Jared remembered how glamorous he thought his aunt was when he was little: long dark brown hair, big blue eyes, and a smile a mile wide. She had looked like a country singer.
“Hey,” he said to her.
“You got it?” she asked.
He nodded.
Now Letty looked older than his mom. Her skin was dark under her eyes, her hair was thin and greasy, and she had lost some teeth. A bad case of “meth mouth.” Her clothes hung on her wire-thin body.
If he didn’t know better, he would have thought she was older than his grandmother, her mother. Grandma wouldn’t even talk to her anymore. She had given up on Letty, said Letty was killing herself and she didn’t want no part of it.
Now, Grandma wouldn’t talk to him either.
Jared wondered if he was killing himself. He had tried once or twice to quit tweaking. He stayed clean at his mom’s house for four days, curled up in bed and feeling all the skin on his body being pulled off of him at once. Every square inch of flesh hurt. Every hair follicle shrieked. His eyeballs wept. His nose ran. He couldn’t stand it. The morning
of the fifth day he managed to get out of bed and came straight to the trailer. That was three months ago.
Davy came wandering out of his room, his hand in his mouth, wearing a T-shirt and jeans. No one had even bothered to get him ready for bed.
Jared liked Davy.

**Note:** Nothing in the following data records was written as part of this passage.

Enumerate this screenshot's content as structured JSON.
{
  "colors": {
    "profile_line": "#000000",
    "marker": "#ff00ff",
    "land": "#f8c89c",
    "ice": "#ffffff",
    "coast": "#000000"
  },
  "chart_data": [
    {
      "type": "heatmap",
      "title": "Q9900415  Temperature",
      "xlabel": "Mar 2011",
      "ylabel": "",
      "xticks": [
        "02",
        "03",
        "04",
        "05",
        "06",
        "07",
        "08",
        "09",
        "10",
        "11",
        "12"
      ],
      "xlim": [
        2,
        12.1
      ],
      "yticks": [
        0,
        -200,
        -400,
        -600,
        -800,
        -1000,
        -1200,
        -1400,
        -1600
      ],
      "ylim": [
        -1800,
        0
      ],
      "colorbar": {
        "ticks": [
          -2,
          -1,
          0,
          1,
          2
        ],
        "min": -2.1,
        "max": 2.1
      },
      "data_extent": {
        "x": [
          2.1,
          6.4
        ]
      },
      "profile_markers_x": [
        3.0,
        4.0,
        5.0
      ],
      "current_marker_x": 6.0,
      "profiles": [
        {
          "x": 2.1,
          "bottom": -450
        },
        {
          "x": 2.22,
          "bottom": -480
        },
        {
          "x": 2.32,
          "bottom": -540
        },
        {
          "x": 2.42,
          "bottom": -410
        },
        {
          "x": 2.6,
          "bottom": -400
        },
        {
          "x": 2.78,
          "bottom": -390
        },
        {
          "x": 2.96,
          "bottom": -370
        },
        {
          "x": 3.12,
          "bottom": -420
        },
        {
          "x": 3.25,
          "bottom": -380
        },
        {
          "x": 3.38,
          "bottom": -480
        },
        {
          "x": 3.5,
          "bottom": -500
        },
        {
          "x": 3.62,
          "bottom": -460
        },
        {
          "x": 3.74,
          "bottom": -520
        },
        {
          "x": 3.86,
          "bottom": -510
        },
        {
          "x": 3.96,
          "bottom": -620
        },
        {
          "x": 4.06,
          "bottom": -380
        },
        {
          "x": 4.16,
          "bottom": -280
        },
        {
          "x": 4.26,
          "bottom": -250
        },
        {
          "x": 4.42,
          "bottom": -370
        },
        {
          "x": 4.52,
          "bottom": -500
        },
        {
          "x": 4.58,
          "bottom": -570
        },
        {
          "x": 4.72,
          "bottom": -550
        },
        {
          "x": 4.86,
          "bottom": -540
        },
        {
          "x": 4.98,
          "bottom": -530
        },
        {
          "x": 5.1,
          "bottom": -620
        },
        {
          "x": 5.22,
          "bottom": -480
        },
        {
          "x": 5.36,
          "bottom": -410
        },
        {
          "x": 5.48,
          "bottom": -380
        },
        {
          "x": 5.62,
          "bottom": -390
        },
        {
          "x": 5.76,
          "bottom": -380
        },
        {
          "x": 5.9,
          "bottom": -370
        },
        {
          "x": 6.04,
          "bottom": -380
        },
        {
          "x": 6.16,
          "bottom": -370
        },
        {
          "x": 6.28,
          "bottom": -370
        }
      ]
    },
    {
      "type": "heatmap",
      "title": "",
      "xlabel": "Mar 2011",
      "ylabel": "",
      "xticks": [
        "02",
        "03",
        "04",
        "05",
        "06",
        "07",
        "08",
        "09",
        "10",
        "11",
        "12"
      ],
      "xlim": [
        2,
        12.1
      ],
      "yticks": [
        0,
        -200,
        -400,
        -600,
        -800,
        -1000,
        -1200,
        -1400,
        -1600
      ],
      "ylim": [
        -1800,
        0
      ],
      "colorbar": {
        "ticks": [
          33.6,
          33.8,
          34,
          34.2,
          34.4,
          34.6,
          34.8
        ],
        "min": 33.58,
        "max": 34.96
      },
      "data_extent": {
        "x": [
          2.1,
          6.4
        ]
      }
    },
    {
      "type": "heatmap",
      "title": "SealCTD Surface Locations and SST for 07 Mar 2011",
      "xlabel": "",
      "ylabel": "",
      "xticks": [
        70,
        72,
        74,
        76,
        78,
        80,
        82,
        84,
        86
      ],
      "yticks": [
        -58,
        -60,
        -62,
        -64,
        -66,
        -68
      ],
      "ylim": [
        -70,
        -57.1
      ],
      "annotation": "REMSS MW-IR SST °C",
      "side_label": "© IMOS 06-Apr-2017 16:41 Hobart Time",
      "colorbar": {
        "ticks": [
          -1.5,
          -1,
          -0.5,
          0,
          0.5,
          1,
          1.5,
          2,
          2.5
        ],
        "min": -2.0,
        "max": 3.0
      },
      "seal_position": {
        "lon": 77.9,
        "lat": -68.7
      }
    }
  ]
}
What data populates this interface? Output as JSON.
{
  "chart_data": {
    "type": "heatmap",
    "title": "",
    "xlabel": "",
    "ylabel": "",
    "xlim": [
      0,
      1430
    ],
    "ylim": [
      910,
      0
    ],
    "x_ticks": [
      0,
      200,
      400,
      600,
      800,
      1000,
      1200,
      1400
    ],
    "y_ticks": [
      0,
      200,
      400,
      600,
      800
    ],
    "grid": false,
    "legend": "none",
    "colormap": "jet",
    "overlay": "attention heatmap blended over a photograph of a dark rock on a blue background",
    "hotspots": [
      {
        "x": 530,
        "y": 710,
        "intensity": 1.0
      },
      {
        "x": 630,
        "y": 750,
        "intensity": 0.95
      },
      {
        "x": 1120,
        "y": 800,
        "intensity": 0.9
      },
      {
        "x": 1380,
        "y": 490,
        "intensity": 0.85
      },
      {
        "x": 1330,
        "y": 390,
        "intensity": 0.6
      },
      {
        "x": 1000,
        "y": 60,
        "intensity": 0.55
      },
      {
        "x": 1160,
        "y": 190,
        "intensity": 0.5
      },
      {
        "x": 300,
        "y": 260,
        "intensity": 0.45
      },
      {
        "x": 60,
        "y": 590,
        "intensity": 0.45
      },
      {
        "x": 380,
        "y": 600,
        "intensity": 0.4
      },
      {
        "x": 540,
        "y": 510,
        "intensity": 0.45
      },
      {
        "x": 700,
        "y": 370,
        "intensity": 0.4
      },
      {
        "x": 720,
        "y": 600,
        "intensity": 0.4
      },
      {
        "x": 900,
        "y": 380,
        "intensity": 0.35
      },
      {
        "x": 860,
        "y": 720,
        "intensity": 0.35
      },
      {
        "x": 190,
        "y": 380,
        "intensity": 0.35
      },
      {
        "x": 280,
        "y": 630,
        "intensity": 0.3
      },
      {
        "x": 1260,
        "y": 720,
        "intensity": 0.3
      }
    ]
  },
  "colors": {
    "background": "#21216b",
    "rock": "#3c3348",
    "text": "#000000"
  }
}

He was a good kid, not much trouble. Very quiet. Big eyes that watched everything.
Davy had come to stay with Jared’s family when his mom was in prison. Now the boy was back living with Letty, but Letty was too fucked up to take good care of him. Jared tried to keep an eye on the kid, but he wasn’t much use either.
“Hey, Davy, it’s not time to get up,” Jared grabbed him by the shoulders. The kid was so tiny. He didn’t even come up to Jared’s belt buckle.
Davy turned his big blue eyes up to Jared, rubbed his face, then pointed at his belly. “I’m hungry.”
“Come on, buddy. I’ll make you a peanut butter sandwich.”